What is Kratom 

What is Kratom

Kratom (Mitragyna speciosa) is a medical remedy, derived from a large tree, originating from the South-East Asia and belonging to the Rubiaceae family. It was first described by Dutch colonial researcher Pieter Korthals. This species botanically belongs to and biochemically similar to such plants as Corynanthe, Cinchona, and Uncaria. Kratom is in the same family as the coffee tree and psychoactive plant Psychotria viridis. Other Mitragyna species are used in Africa as medicines and as timber.

Kratom is a well recognized psychoactive substance in the region of its origin, it is also quite well known in other parts of the world. In the South-East Asia, fresh leaves are chewed (usually, on a regular basis) by workers to achieve stimulating effect. In other regions, dried leaves are brewed or extracted with water, which is evaporated to resin that can be consumed. Kratom can sometimes smoked: this method may produce some effect, however it’s much less noticeable compared to other use methods.

Kratom contains many alkaloids, including Mitragynine that was previously considered its main active ingredient and 7-Hydroxymitragynine (7-OHM) that is currently deemed as the most likely main active ingredient. Even though Mitragynine structurally resembles Yohimbine and Tryptamines, its pharmacology is quite different: it acts as a strong μ-opioid receptors (MOR) agonist. According to the unverified data, the substance has stimulating properties similar to those of Yohimbine. Kratom users report stimulating properties rather than sedative. Kratom also contains alkaloids that are found in Uncaria tomentosa (cat’s claw) and that act as strong stimulators of the immune system and decrease blood pressure. Furthermore, Kratom contains epicatechin, a strong antioxidant found in dark chocolate and similar to EGCG, responsible for the benefits of green tea. Other alkaloids contained in Kratom include: Raubasine (best known as Rauwolfia serpentina) and some other alkaloids found in Yohimbe, such as Corynantheidine.

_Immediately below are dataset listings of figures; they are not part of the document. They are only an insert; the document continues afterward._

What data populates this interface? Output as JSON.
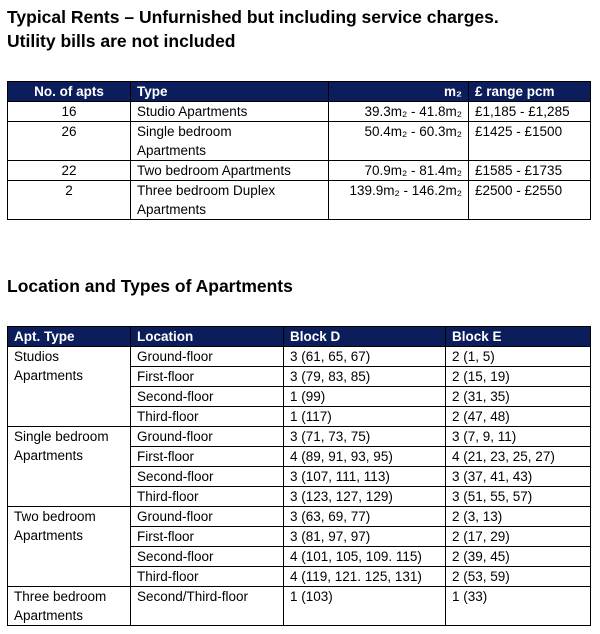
{
  "title": "Typical Rents – Unfurnished but including service charges.\nUtility bills are not included",
  "table1": {
    "header": [
      "No. of apts",
      "Type",
      "m₂",
      "£ range pcm"
    ],
    "rows": [
      [
        "16",
        "Studio Apartments",
        "39.3m₂ - 41.8m₂",
        "£1,185 - £1,285"
      ],
      [
        "26",
        "Single bedroom\nApartments",
        "50.4m₂ - 60.3m₂",
        "£1425 - £1500"
      ],
      [
        "22",
        "Two bedroom Apartments",
        "70.9m₂ - 81.4m₂",
        "£1585 - £1735"
      ],
      [
        "2",
        "Three bedroom Duplex\nApartments",
        "139.9m₂ - 146.2m₂",
        "£2500 - £2550"
      ]
    ]
  },
  "heading2": "Location and Types of Apartments",
  "table2": {
    "header": [
      "Apt. Type",
      "Location",
      "Block D",
      "Block E"
    ],
    "groups": [
      {
        "type": "Studios\nApartments",
        "rows": [
          [
            "Ground-floor",
            "3 (61, 65, 67)",
            "2 (1, 5)"
          ],
          [
            "First-floor",
            "3 (79, 83, 85)",
            "2 (15, 19)"
          ],
          [
            "Second-floor",
            "1 (99)",
            "2 (31, 35)"
          ],
          [
            "Third-floor",
            "1 (117)",
            "2 (47, 48)"
          ]
        ]
      },
      {
        "type": "Single bedroom\nApartments",
        "rows": [
          [
            "Ground-floor",
            "3 (71, 73, 75)",
            "3 (7, 9, 11)"
          ],
          [
            "First-floor",
            "4 (89, 91, 93, 95)",
            "4 (21, 23, 25, 27)"
          ],
          [
            "Second-floor",
            "3 (107, 111, 113)",
            "3 (37, 41, 43)"
          ],
          [
            "Third-floor",
            "3 (123, 127, 129)",
            "3 (51, 55, 57)"
          ]
        ]
      },
      {
        "type": "Two bedroom\nApartments",
        "rows": [
          [
            "Ground-floor",
            "3 (63, 69, 77)",
            "2 (3, 13)"
          ],
          [
            "First-floor",
            "3 (81, 97, 97)",
            "2 (17, 29)"
          ],
          [
            "Second-floor",
            "4 (101, 105, 109. 115)",
            "2 (39, 45)"
          ],
          [
            "Third-floor",
            "4 (119, 121. 125, 131)",
            "2 (53, 59)"
          ]
        ]
      },
      {
        "type": "Three bedroom\nApartments",
        "rows": [
          [
            "Second/Third-floor",
            "1 (103)",
            "1 (33)"
          ]
        ]
      }
    ]
  }
}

Kratom has a high potential for medical use as, for example, a safer and cheaper alternative of Methadone, as well as a source of substances with a wide range of benefits.

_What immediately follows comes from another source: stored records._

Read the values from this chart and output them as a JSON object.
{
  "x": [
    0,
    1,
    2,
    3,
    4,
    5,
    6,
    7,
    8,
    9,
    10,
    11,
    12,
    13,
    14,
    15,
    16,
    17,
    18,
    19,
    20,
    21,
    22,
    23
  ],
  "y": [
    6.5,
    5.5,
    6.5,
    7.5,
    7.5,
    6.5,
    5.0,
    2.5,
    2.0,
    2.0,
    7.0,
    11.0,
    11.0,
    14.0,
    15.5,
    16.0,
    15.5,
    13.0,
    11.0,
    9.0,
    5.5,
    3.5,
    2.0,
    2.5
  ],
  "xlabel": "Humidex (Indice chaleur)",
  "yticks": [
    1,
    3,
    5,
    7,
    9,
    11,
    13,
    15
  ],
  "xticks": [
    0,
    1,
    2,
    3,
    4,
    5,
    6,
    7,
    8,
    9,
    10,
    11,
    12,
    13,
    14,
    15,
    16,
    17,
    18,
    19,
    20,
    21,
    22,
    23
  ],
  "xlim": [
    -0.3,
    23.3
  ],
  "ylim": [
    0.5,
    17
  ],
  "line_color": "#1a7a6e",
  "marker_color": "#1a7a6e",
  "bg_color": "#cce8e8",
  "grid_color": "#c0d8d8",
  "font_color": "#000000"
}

Kratom can be used as is: in Thailand fresh leaves are normally chewed (after removing the central leaf vein). To avoid constipation, salt is added to the fresh leaves.
Moreover, Kratom can be prepared as an infusion: the leaves are boiled in water, then the liquid is evaporated, and the remaining paste-like residue is collected and shaped into small balls, which can be swallowed or steeped as tea.

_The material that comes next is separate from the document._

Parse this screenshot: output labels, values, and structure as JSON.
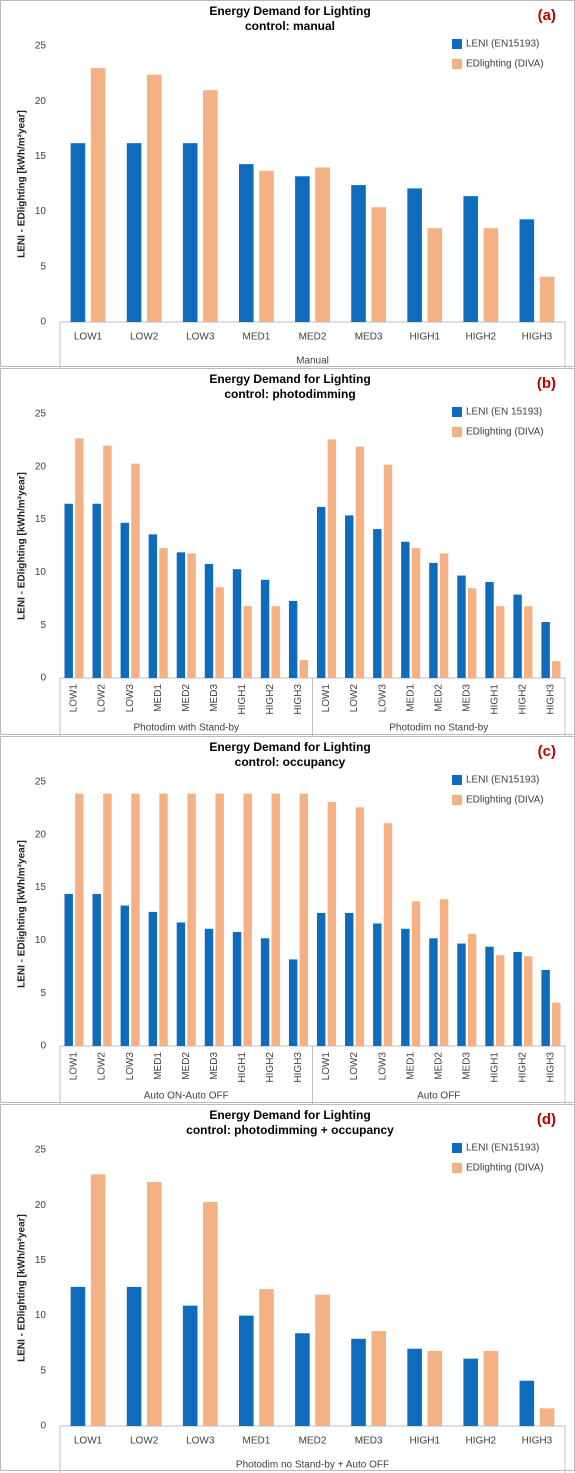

Kratom pharmacology is similar to other substances, such as opiates and Yohimbine. However, the comparison with opiates only makes sense when Kratom is used in doses high enough to produce the proportionate effects. Kratom is capable of relieving the withdrawal symptoms caused by morphine-like opiates, as it contains strong opioid agonists. But when Kratom is taken in such doses it may cause constipations. The analgesic effect of Kratom is similar to the analgesic effect of the opioids. Additionally, Kratom may lead to the inability to focus the eyesight, and this effect is sometimes described as unpleasant. It has to be mentioned that according to certain data its analgesic properties are 17 times stronger than morphine. Kratom also has hyperstimulating properties resembling Yohimbe and immunostimulating properties resembling Uncaria. The effects of Kratom use are described as comperatively short-term, usually fading away within two hours after administration.